Conservatoire des sites lorrains

Goûtez le sol !

 
Le Dossier

Nicolas Avril
Conservatoire des sites lorrains

 

Ici, on sent, on observe, on touche, on mange la terre... C’est avec les sens, tous les sens, que les enfants apprennent à qualifier le sol.

La démarche est un peu atypique. Sur une pelouse, une côte calcaire, adret de cuesta, animateurs et enfants se retrouvent pour… manger de la terre. Certes, la formule est un joli raccourci destiné à « appâter » le lecteur ; pourtant, il y a un peu de cela.
La quinzaine de bambins issus des cycles 3 écoute attentivement l’animateur qui se tortille sur un pied dans l’équilibre de la pente : « Avant de nous intéresser aux plantes, nous allons regarder sous le plancher des vaches. C’est dans le sol que les plantes se cramponnent et puisent leur nourriture. C’est dans le sol aussi que vivent des milliards d’animalcules, pour la plupart microscopiques. Ils forment les intestins de la terre.
Voyons donc les constituants minéraux du sol. C’est-à-dire ce qui se trouve entre la roche et l’air. »
Les enfants s’impatientent. Ils sont en plein air.
Si on passait à l’action ! ?
« Récupérez-moi donc trois carottes de terre à l’aide de la tarière, lance l’animateur du Conservatoire des sites lorrains. Allez… Une en bas de la côte, une en pleine côte et une sur le plateau. »

Goûtez. Le groupe s’éclate comme une grappe dont les raisins s’arrachent. Les enfants s’exécutent. Ils ramènent, les mains sales et le sourire aux lèvres, quelques éléments du sol qu’ils ont piégé dans la vrille.
« Et maintenant, qui veut goûter cette délicieuse terre ? » Pour de vrai ?, peut-on décoder dans le regard de certains, tandis que d’autres se sont piqués au jeu, trop heureux d’une situation qui transgresse des interdits.
Ils portent la terre aux lèvres puis mâchent doucement, grimaces à l’appui.
« Alors vos sensations ? Est-elle pâteuse, collante ? Sentez-vous des petits cailloux, comme du sable sur les dents ? Si elle colle, c’est qu’elle est argileuse.
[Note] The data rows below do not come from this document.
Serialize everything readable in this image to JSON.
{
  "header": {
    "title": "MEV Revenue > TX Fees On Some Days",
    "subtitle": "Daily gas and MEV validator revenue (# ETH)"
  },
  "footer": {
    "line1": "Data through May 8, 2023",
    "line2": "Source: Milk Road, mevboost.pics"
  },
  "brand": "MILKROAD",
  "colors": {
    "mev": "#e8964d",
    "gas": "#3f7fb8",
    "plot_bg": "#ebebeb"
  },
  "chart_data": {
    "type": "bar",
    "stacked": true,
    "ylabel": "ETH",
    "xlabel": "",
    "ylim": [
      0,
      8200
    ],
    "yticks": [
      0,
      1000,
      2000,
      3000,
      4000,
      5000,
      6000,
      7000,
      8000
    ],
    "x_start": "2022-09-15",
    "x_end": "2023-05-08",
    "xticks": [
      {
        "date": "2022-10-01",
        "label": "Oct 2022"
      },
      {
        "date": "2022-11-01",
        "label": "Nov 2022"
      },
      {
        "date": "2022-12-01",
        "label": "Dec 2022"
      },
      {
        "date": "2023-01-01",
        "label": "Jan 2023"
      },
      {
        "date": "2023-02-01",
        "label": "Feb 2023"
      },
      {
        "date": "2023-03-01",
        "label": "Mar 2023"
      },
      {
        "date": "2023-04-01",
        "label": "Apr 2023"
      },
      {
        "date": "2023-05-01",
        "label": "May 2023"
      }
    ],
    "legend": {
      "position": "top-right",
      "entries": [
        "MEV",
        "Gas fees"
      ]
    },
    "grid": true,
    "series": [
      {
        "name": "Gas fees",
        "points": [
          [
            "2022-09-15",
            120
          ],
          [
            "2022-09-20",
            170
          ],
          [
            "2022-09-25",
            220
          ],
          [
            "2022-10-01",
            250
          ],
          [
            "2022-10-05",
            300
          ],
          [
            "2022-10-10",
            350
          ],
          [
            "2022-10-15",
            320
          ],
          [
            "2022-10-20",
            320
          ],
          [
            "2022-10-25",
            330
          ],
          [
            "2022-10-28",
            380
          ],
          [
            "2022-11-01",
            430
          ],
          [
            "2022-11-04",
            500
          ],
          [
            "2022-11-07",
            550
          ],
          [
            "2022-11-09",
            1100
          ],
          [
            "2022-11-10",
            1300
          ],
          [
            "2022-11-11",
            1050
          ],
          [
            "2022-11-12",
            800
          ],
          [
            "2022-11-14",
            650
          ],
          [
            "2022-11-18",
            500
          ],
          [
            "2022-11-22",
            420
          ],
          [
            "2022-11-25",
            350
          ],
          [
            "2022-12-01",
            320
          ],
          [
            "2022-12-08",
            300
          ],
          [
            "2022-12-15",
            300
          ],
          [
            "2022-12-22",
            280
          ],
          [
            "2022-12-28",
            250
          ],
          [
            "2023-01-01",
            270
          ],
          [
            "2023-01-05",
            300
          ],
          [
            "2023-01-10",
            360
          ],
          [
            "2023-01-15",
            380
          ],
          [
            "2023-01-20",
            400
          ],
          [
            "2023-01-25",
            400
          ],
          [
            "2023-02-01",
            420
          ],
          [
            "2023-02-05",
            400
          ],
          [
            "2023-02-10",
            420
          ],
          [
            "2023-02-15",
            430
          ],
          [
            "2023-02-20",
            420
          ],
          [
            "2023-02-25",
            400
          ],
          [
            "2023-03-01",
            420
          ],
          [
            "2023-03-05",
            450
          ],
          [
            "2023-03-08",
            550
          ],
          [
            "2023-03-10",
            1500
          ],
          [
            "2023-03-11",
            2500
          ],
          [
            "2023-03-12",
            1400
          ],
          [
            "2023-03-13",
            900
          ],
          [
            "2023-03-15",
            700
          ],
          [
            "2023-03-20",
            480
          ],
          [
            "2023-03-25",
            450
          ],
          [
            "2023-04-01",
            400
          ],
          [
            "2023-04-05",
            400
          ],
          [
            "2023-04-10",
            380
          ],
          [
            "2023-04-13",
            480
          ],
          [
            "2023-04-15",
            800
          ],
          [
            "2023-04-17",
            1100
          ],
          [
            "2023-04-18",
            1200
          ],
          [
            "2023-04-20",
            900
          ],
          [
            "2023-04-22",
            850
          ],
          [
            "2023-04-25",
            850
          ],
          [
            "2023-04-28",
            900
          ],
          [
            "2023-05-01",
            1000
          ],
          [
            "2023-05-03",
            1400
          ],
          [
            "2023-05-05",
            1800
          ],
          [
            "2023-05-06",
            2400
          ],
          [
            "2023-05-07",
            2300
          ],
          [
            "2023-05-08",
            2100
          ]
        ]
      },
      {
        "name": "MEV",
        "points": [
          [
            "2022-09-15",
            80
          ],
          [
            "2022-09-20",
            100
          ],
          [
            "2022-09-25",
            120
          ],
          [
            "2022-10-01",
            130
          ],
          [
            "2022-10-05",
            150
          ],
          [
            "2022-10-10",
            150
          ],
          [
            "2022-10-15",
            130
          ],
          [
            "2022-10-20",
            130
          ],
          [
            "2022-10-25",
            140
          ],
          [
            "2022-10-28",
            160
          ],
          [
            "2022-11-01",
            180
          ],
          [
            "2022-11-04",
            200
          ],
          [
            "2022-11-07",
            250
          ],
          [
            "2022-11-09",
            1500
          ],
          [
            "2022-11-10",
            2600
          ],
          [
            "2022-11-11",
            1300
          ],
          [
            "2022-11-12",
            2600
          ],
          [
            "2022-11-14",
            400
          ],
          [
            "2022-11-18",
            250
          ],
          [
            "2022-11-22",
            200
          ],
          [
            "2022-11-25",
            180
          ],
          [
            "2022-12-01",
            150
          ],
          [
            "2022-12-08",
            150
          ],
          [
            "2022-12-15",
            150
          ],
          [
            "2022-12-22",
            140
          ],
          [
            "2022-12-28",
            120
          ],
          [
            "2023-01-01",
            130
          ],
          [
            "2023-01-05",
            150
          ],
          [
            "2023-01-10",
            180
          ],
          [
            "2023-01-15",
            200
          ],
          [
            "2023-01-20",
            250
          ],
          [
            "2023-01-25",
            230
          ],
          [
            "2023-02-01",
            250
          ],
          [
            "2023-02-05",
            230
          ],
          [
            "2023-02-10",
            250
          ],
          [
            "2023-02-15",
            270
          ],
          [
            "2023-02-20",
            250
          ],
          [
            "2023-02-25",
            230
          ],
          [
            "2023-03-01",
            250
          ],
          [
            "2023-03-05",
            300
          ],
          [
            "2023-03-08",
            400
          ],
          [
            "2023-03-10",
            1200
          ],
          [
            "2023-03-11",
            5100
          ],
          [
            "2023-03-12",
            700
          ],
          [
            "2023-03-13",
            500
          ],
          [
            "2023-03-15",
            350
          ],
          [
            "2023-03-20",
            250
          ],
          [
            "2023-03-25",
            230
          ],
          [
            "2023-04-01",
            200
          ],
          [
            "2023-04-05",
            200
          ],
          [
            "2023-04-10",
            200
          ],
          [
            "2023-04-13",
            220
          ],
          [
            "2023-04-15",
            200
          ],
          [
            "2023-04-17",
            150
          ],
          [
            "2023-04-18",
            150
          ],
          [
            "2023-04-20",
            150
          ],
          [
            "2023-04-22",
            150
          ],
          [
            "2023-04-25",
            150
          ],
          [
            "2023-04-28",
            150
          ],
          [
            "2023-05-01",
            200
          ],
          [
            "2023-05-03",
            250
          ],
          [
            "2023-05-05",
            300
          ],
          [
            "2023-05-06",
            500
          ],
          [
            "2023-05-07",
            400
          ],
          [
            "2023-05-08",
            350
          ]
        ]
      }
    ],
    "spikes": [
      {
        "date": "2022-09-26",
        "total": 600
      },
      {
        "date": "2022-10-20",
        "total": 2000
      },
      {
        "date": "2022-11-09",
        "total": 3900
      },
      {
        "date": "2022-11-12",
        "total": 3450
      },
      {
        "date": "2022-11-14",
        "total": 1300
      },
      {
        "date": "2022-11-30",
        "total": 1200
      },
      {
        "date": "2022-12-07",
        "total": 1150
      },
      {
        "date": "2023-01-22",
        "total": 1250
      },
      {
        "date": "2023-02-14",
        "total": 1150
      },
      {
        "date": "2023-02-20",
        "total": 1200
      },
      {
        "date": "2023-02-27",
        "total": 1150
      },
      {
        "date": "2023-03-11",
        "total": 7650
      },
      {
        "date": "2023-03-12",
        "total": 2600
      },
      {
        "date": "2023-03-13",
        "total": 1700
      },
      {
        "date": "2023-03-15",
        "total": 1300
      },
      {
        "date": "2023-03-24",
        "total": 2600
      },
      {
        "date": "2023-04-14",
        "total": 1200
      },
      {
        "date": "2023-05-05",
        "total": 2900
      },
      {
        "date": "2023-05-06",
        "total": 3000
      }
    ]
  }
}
Si elle croustille, les cailloux viennent de la roche qui s’émiette par petits bouts. » Les plus timorés s’enhardissent…
« Ajoutez de l’eau. Pouvez-vous en faire de la pâte à modeler ? C’est de l’argile, du limon ou bien de la vase. Ah… là, elle casse tout de suite ! C’est du sable et des cailloux. »
Ils tripotent, ils aiment cela les gamins.
« Regardez vos mains ! Sont-elles tachées ? C’est de l’argile. La terre colle aux doigts ? Encore de l’argile. Dans les régions très argileuses, on dit qu’elle est amoureuse », ajoute le jeune homme dans un clin d’œil.

Tripoter. Avec les sens, il apprend aux écoliers à caractériser le sol.« Enfoncez votre pouce dans la boule ! Versez de l’eau maintenant… Elle ne traverse pas ? C’est qu’elle contient beaucoup d’argile.
L’argile humide est comme un K-Way. Plus la terre est argileuse et plus le sol est humide en surface. »
Puis vient l’expérience Coca-Cola, comme ils aiment à dire. Quelques gouttes d’acide chlorhydrique sur l’argile et sur les petits cailloux ; et ça mousse !
L’animateur force alors l’observation sur la couleur et sur l’odeur : « Plus la terre est noire, plus elle sent le terreau, plus elle contient d’humus donc de nourriture. »
Excités par ces expériences ressenties, les gosses interpellent : vous dites que le sol est le plus profond en bas ? « Oui, à cause de la pente. Du reste, certaines plantes comme la canche cespiteuse ne poussent que sur sol profond ; d’autres, comme le thym, préfèrent les sols caillouteux et secs.
Observez, observez… voyez que le sol n’est pas partout pareil. Et les plantes ont chacune leurs préférences selon que le sol est pauvre ou riche en nourriture, qu’il est humide ou non, que la roche est calcaire ou acide, que le sol est profond ou superficiel. »
L’animation s’achève, chacun regarde bizarrement la pelouse sous ses pieds.
« Pourtant, de loin, ça a l’air tout pareil, ce truc » lance un élève de sixième surpris de ce qu’il vient de comprendre.